Decomposing a vector into an arbitrary basis with cramer's rule with geometric interpretation, all intuitively. @wio

Answer 1

Suppose we have a vector x in some arbitrary basis a and b, not necessarily orthogonal or normal.\[\large \bar x=\alpha \bar a+\beta \bar b\] We can take the wedge product of this to get \[\large \bar x \wedge \bar a = (\alpha \bar a+\beta \bar b) \wedge \bar a = \beta (\bar b \wedge \bar a)\]\[\large \bar x \wedge \bar b = (\alpha \bar a+\beta \bar b) \wedge \bar b = \alpha (\bar a \wedge \bar b)\] So now we can rewrite x in terms of wedge products: \[\large \bar x = \frac{\bar x \wedge \bar b}{\bar a \wedge \bar b} \bar a + \frac{\bar x \wedge \bar a}{\bar b \wedge \bar a}\bar b\] It might not seem intuitively obvious yet until you draw a picture, but remember the wedge product is essentially the area, which is just the determinant. I'l draw a picture in a second.

Answer 2

Th point is that the ratio of areas of x wedge a and a wedge b is the same amount you need to multiply b by to get the projection of x on the b-axis.

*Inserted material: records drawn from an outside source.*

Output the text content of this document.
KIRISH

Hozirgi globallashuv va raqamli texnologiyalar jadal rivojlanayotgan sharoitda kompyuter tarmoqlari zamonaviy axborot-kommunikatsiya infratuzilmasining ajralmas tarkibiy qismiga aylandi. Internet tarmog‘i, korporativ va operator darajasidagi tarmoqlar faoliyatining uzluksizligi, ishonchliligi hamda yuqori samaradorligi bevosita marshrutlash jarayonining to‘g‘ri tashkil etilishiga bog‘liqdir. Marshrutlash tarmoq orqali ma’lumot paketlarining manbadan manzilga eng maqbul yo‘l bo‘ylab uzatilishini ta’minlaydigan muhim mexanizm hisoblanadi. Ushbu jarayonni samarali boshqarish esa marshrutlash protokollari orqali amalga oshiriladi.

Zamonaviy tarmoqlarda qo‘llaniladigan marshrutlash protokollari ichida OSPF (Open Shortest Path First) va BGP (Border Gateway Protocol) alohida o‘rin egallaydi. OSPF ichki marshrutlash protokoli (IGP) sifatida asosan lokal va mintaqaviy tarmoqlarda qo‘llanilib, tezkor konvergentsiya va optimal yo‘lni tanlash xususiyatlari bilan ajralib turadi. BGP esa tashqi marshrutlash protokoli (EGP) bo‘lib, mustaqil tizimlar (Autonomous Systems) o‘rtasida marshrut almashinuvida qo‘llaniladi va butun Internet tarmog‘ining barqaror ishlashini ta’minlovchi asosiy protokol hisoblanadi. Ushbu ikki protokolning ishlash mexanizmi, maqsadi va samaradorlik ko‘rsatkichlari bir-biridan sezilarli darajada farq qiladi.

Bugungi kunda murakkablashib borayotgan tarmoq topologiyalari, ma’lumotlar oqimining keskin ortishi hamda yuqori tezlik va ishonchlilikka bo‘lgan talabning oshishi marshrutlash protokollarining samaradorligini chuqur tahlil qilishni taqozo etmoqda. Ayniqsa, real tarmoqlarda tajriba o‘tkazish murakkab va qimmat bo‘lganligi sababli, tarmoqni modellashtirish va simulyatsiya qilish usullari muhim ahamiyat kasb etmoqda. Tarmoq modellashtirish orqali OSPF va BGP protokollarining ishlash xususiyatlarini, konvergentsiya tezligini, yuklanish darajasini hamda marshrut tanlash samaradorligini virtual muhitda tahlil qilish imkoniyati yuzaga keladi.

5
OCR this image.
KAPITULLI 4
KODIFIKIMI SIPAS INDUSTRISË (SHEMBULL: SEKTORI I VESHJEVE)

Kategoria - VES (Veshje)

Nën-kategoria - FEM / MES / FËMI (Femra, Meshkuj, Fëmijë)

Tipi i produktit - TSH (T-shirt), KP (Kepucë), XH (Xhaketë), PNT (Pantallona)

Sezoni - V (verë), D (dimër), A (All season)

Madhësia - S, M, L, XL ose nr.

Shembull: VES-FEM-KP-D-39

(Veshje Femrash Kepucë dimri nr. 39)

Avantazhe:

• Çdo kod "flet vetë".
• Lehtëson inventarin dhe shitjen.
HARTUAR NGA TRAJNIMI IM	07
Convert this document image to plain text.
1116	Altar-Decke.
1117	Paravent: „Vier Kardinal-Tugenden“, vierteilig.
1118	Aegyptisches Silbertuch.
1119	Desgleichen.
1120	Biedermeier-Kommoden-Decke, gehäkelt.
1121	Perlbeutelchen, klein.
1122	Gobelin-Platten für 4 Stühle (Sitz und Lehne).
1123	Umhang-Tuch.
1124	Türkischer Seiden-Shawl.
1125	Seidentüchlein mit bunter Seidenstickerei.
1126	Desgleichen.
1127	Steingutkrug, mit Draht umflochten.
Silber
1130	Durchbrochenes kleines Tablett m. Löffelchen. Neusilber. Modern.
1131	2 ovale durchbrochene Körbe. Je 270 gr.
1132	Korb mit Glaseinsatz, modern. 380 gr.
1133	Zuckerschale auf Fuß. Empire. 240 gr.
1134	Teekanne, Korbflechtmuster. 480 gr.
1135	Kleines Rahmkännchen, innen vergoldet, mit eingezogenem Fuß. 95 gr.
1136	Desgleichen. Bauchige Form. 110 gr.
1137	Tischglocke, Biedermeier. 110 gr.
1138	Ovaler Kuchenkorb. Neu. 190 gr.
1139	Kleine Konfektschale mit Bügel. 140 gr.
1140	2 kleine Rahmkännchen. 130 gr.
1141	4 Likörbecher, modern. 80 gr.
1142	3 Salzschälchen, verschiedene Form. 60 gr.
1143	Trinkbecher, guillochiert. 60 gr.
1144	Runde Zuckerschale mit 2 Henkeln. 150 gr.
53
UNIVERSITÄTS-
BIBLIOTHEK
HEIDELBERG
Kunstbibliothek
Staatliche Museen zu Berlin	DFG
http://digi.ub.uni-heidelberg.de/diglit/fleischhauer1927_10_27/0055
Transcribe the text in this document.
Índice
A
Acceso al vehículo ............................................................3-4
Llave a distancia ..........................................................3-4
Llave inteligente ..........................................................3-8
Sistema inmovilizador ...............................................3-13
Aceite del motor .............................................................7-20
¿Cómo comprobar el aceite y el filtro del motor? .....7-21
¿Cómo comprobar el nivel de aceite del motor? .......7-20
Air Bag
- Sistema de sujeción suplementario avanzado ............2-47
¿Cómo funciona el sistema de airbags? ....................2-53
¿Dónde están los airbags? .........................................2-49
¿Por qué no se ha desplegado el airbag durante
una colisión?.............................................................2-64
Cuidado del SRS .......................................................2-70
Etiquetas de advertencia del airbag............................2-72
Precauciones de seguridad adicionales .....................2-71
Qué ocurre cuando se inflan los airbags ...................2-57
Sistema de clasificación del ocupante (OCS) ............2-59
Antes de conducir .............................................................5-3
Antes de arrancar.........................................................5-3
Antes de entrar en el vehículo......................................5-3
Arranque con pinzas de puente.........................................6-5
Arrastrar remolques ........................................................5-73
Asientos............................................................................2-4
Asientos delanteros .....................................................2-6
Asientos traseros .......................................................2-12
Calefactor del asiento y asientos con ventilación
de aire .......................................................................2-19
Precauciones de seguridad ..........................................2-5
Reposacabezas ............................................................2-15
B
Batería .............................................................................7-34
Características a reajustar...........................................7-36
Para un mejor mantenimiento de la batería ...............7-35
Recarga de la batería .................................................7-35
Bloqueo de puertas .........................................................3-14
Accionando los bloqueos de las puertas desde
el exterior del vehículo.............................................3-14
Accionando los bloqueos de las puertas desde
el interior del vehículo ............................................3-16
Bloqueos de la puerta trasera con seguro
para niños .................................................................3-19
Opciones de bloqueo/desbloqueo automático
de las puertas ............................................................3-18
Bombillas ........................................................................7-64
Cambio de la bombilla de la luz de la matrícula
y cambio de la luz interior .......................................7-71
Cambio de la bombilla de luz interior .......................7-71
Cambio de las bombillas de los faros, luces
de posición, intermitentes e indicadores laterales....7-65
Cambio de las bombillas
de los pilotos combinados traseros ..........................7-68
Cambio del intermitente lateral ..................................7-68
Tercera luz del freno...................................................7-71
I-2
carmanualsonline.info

You can kind of see how x wedge a and a wedge b are dividing out a while "kind of leaving" x/b behind, allowing you to divide out the magnitude of b making it a unit vector if that makes sense.

Keep in mind that this is also cramer's rule. I'm sure I can go further in explaining it, but play with it a second because it's quite powerful once you see it.